A decade later, the KKK's Grand Wizard claimed that his greatest act "was engineering the bombing of a left-wing radio station," hinting none-too-subtly at KPFT. In 1977 bomber Jimmy Dale Hutto was ratted out by FBI informant Russell Rector. Russ has been in the witness protection program since the bombing because the KKK was pretty upset about his informing. Ultimately a whole quartet were indicted: Louis R. Beam Jr., a 24 year old salesman; Peter Lout Jr., a 26 year-old construction worker; Jimmy Dale Hutto a 24 year old chemical worker, and Paul William Moratto a 24 year old electrician. Hutto for his part was arrested in February by the FBI as he was driving toward California with Moratto. His intention was to dynamite more Pacifica radio stations.

Despite the actions of these right-wing terrorists, The Pacifica Network grew to five stations: KPFA in Berkeley, KPFK in Los Angeles, WBAI in New York, WPFW in Washington, and KPFT in Houston. Until 1983 it also included KRAB in Seattle. More here.


  1. Anonymous7:55 PM

    I have been on the air at KPFT for twenty years now. I am proud of our station and our history. There is a fragment of the bombed transmitter in our building. It's on the landing half-way up the stairs.

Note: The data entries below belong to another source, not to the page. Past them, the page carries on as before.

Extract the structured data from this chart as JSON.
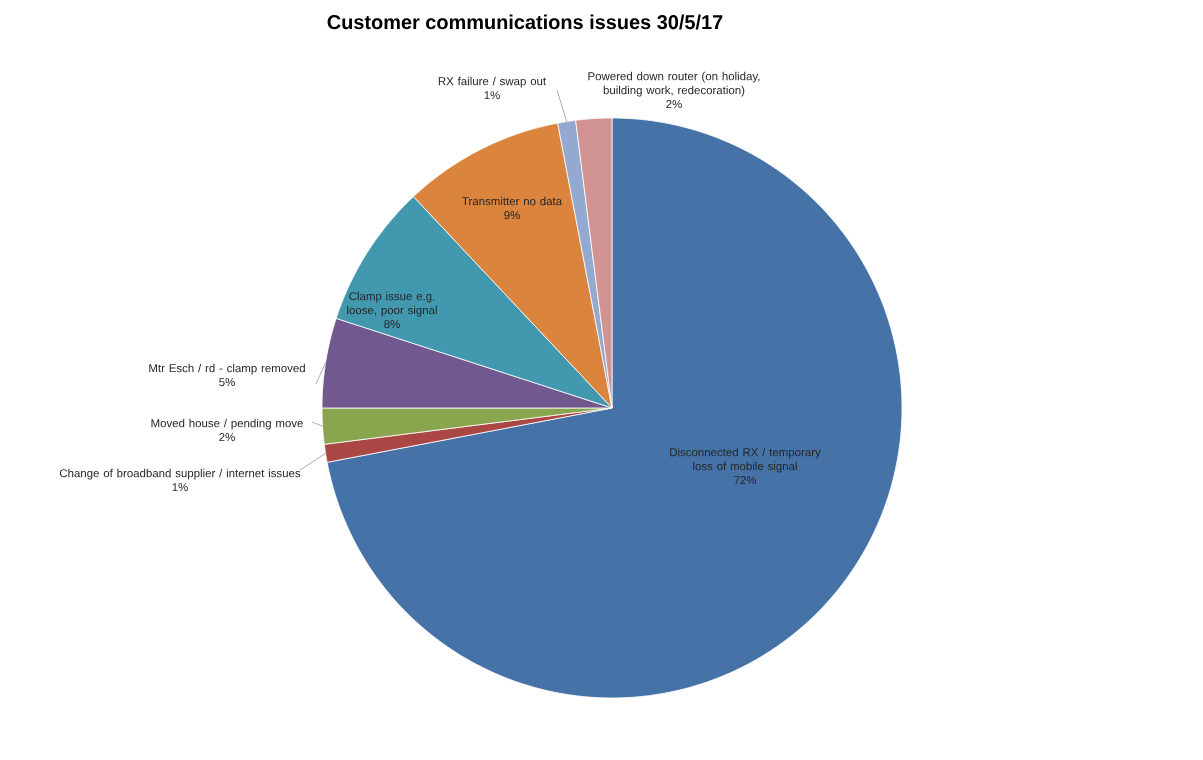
{
  "chart_data": {
    "type": "pie",
    "title": "Customer communications issues 30/5/17",
    "categories": [
      "Disconnected RX / temporary loss of mobile signal",
      "Change of broadband supplier / internet issues",
      "Moved house / pending move",
      "Mtr Esch / rd - clamp removed",
      "Clamp issue e.g. loose, poor signal",
      "Transmitter no data",
      "RX failure / swap out",
      "Powered down router (on holiday, building work, redecoration)"
    ],
    "values": [
      72,
      1,
      2,
      5,
      8,
      9,
      1,
      2
    ],
    "colors": [
      "#4572a7",
      "#aa4643",
      "#89a54e",
      "#71588f",
      "#4198af",
      "#db843d",
      "#93a9cf",
      "#d19392"
    ],
    "value_labels": [
      "72%",
      "1%",
      "2%",
      "5%",
      "8%",
      "9%",
      "1%",
      "2%"
    ]
  }
}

    Thanks for the article and spreading the word about KPFT.

    Jay Lee
    Technology Bytes Radio

  2. Gavan Duffy4:43 AM

    I was associated with KPFT from 1970 to 1976. The bomber, Jimmy Dale Hutto, was also infiltrating SDS, the KKK, and the OCAW (Oil, Chemical, and Atomic Workers). No one asks, "for whom?"

    By the way, after considerable media pressure on the FBI, Hutto was arrested on Interstate 10 -- on his way to blow up the KPFK transmitter.

    Your post implies that KPFT was the first of the five Pacifica station. It is actually the fourth. Only WPFW is younger.

  3. When I re-read stories like this I realize that American conservatism has a 30+ year history of terrorism.

  4. Correction: KRAB, Seattle was initially privately owned by Lorenzo Milam. Once the FCC approved transfer, he gave it to the Jack Straw Memorial Foundation (a non-profit corporation). KRAB occasionally exchanged programs, via tape, with KPFA, KPFK, and WBAI, but KRAB was never part of the Pacifica network.